DeepSeek V3.2's path to GPT-5-level performance: sparse attention, RL at scale, and context reuse

Ilya Sutskever shared that the end of the pretraining is here as foundation labs have burned through all of the tokens available on the internet.

Rather than relying on scaling laws, the launch of DeepSeek-V3.2 showed that by reducing long-context compute cost via architecture improvements and intentionally scaling RL, you can achieve GPT-5 level reasoning and agentic performance. And all this is achievable with a smaller, older backbone that is cheaper and faster to run during inference time.

In this post, we will cover the top 3 direction‑setting contributions of the DeepSeek-V3.2 paper that we think will evolve into the new standard training practices that are worthwhile for ML engineers to understand. These double as tested knobs to turn if you would like to improve base models for a specific use case.

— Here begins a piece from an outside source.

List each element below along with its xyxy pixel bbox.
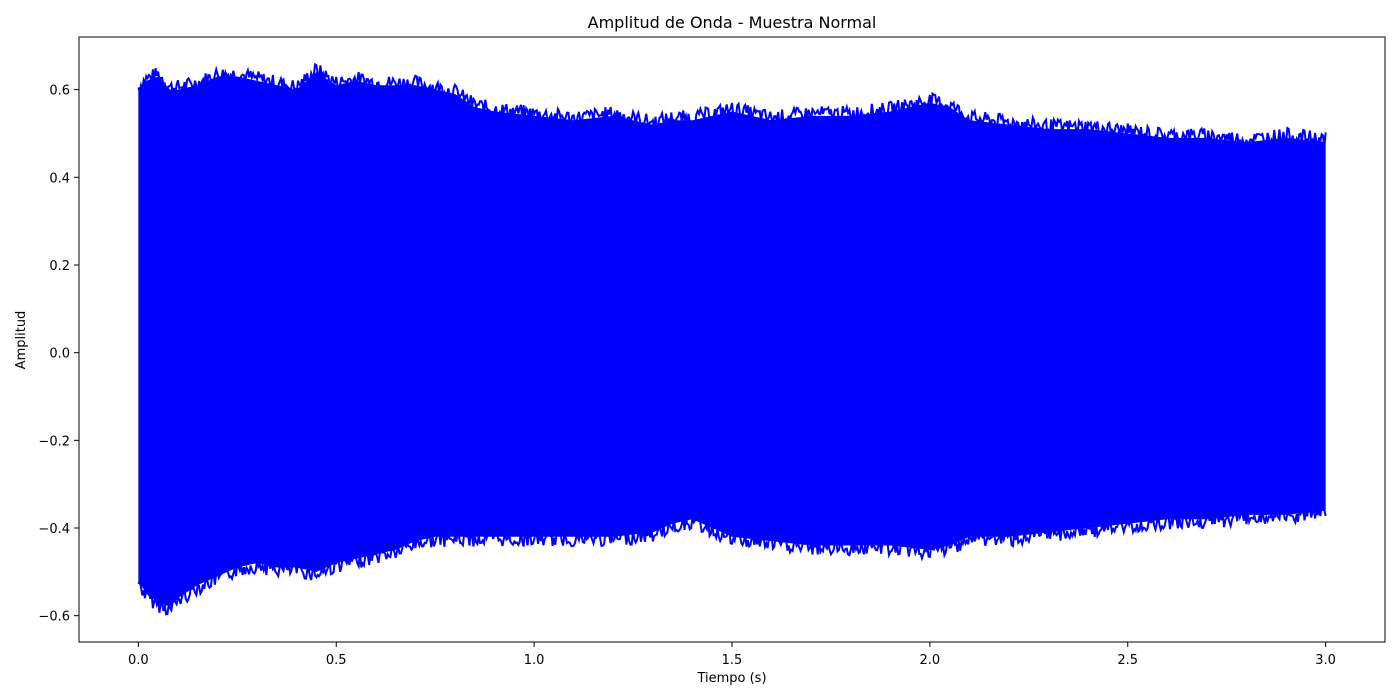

(1) DSA + MLA: reducing costs

Architecturally, DeepSeek‑V3.2 is almost the same model as V3.1‑Terminus. The primary innovation is DeepSeek Sparse Attention (DSA) layered on top of MLA, multi‑head latent attention, a dense attention variant that projects KV vectors into lower dimensional space to reduce memory usage.

DSA is composed of two components. First, a tiny lightning indexer scores all past tokens for relevance to the current query token. Then a token selector picks the top‑k previous tokens (2,048 out of a 128k context, a hyperparameter DeepSeek team selected) for the MLA to run on. Note that the indexer and selector are both learned. In combination, they create an attention mask that filters out less relevant tokens.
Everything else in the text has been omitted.